Wednesday, April 24, 2024

Wood med mal case to segue into one of wrongful death

PARKERSBURG - Since losing her battle with cancer, a Pleasants County woman's estate soon will be amending her medical malpractice suit against a Wood County hospital and New York physician into a claim for wrongful death.

In August, Barbara Lauer filed a medical malpractice suit against St. Joseph's Healthcare System and Dr. M. Akhtar Cheema. St. Joseph's Healthcare System is a Houston, Texas-based company that operates St. Joseph's Hospital in Parkersburg where Cheema worked temporarily as a pathologist.

According to the state Board of Medicine's Web site, Cheema now works at the Brooklyn Hospital's Department of Pathology in Brooklyn, N.Y.

In her suit, Lauer alleged each was negligent in failing to timely diagnose a mole/lesion found on her scalp in 2005 as cancerous. It wasn't until the mole/lesion returned, and both the first and second samples were sent to Cornell University for evaluation was it discovered she had a malignant melanoma.

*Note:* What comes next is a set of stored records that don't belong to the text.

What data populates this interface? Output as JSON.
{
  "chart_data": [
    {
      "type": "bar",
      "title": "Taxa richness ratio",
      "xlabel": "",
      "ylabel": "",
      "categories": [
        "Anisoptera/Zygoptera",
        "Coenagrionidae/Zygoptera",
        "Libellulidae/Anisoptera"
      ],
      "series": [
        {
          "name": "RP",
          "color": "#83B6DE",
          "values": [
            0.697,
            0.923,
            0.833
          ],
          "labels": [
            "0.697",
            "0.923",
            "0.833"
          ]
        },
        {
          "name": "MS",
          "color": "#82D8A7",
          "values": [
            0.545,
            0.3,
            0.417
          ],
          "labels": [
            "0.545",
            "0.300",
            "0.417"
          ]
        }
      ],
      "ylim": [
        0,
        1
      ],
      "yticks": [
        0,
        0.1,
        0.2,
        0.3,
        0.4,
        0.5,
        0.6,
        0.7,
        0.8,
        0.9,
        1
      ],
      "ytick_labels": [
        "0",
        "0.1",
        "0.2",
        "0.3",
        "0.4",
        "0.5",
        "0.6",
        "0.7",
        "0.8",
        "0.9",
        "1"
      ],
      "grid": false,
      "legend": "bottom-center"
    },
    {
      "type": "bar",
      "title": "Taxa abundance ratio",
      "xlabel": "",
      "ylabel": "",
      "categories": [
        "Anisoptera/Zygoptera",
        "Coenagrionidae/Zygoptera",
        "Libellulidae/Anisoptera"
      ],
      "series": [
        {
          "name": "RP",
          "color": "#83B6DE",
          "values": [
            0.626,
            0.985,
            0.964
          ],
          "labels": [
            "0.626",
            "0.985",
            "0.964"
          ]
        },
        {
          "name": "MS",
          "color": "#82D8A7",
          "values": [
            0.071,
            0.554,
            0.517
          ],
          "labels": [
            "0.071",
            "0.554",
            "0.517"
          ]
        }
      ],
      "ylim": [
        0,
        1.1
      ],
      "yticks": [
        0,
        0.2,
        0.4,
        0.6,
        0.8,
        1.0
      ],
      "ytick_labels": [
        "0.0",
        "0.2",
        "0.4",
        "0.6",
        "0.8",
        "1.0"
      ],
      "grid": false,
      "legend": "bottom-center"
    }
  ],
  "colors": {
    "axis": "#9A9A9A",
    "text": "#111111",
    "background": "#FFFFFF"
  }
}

After a third surgery and a full body CT scan in August 2006, a year after the first mole/lesion was removed, it was reveled that the cancer had spread to other areas of her body. Eventually, Lauer would have to later undergo a fourth surgery for removal of lymph nodes from her neck.

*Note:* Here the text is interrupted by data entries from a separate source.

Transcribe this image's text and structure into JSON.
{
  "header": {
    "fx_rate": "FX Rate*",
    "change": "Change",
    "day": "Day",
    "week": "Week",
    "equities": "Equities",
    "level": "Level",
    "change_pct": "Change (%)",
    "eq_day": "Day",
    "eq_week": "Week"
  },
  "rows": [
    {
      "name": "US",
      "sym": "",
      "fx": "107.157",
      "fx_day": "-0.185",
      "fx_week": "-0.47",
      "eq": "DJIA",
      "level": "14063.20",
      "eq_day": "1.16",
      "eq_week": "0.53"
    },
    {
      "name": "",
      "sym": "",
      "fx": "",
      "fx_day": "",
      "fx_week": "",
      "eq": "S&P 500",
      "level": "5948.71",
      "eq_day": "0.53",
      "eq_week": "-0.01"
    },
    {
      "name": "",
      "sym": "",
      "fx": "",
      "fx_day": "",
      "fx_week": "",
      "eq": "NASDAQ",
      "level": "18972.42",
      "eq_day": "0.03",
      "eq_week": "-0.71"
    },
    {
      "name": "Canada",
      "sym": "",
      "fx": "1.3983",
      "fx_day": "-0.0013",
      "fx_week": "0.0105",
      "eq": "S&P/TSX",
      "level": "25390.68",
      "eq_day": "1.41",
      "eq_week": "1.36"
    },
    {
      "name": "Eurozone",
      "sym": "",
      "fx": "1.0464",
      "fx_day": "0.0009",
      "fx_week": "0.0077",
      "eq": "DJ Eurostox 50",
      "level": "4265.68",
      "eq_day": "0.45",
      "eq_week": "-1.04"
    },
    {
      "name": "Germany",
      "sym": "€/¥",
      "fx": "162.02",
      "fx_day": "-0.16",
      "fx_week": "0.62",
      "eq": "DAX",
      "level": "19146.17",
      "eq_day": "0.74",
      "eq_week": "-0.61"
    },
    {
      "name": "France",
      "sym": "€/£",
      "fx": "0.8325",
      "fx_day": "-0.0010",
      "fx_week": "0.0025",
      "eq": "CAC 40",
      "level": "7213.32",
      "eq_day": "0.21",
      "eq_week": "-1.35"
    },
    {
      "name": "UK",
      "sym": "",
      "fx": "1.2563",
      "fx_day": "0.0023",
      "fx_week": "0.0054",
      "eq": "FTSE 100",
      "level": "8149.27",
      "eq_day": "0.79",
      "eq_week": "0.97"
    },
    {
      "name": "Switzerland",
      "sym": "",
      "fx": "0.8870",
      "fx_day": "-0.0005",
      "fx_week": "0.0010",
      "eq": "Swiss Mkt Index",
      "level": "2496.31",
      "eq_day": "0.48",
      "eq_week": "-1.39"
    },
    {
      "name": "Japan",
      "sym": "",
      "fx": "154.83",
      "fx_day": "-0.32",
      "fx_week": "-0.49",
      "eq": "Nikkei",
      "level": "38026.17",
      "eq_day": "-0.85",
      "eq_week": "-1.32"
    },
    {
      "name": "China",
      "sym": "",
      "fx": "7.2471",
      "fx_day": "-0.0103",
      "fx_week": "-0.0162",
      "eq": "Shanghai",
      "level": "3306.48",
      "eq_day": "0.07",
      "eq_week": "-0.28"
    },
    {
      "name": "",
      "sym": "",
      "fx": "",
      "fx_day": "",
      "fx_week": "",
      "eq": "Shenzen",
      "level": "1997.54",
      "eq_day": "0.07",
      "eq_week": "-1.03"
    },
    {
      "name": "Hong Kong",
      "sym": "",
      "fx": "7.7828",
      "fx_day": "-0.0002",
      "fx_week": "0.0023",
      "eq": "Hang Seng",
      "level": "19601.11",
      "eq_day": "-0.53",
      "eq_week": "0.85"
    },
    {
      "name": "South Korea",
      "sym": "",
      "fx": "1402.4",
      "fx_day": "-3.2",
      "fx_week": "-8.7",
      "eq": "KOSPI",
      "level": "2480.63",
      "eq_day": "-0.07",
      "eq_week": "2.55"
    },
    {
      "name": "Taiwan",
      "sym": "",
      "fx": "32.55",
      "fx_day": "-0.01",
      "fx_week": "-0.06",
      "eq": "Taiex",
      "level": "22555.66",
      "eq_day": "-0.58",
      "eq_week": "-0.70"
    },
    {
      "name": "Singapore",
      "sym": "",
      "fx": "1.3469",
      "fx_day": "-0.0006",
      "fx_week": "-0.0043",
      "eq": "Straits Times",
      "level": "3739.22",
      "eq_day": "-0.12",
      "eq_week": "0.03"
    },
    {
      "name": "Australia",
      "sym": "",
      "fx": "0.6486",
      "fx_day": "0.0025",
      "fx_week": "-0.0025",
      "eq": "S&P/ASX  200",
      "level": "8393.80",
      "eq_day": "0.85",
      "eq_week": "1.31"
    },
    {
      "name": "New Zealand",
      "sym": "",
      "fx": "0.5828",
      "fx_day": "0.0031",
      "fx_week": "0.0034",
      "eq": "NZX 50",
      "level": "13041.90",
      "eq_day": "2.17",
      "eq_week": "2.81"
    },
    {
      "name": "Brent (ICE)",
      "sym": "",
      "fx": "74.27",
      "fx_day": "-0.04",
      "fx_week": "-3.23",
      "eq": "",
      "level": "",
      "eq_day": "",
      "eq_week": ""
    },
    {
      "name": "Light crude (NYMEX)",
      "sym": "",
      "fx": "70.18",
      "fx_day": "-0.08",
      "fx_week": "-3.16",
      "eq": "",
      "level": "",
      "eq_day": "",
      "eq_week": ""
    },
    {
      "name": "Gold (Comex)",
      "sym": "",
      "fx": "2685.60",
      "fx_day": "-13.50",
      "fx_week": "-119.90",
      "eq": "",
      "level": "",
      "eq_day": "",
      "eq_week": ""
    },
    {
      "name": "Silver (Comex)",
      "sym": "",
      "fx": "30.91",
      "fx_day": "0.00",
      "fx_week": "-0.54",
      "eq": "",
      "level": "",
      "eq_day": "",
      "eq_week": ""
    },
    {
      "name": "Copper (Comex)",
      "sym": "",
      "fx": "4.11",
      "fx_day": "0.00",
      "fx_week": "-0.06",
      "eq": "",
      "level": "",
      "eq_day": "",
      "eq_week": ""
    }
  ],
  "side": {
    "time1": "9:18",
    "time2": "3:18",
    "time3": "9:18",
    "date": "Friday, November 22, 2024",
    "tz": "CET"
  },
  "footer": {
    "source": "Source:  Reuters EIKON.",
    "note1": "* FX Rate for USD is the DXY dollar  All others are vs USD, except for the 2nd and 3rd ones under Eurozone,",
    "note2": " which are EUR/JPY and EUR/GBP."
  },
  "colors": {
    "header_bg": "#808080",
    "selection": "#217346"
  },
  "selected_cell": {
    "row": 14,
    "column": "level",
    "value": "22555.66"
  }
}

Due to Cheema's and St. Joseph's failure to detect the tissue samples as cancerous, Lauer alleged that she was left to suffer a "permanent and deadly injury" which limits her "ability to fully function, live life, and fully live her life into the future."

On Jan. 28, Lauer's allegation would prove prophetic as she died at age 65 at her home in St. Marys. Her immediate cause of death, according to her death certificate, was metastatic malignant melanoma.

Lauer's death was not disclosed in court records until April 30 when St. Joseph's filed a formal notice. Her attorney, David A. Jividen Jr., said Lauer's suit would now be pursued by her estate, and amended to include a wrongful death action following the appointment an executor.

A hearing was scheduled for May 13 to consider a motion by the estate to amend the complaint. However, Jividen said the hearing was cancelled due to an emergency in Judge Jeffrey B. Reed's family.

A check with both Reed's office and the Wood Circuit Clerk showed that no new hearings in the case have been scheduled through July.

In their respective replies to Lauer's suit, Cheema and St. Josephs denied any negligence saying that any damages she suffered were outside for their control. Also, both asked that the case be dismissed citing the Medical and Professional Liability Act - Cheema on the grounds Lauer failed to submit both the 30-day pre-suit notice and certificate of merit, and St. Joseph's on the grounds that Cheema was an independent contractor with more than $1 million in liability insurance coverage.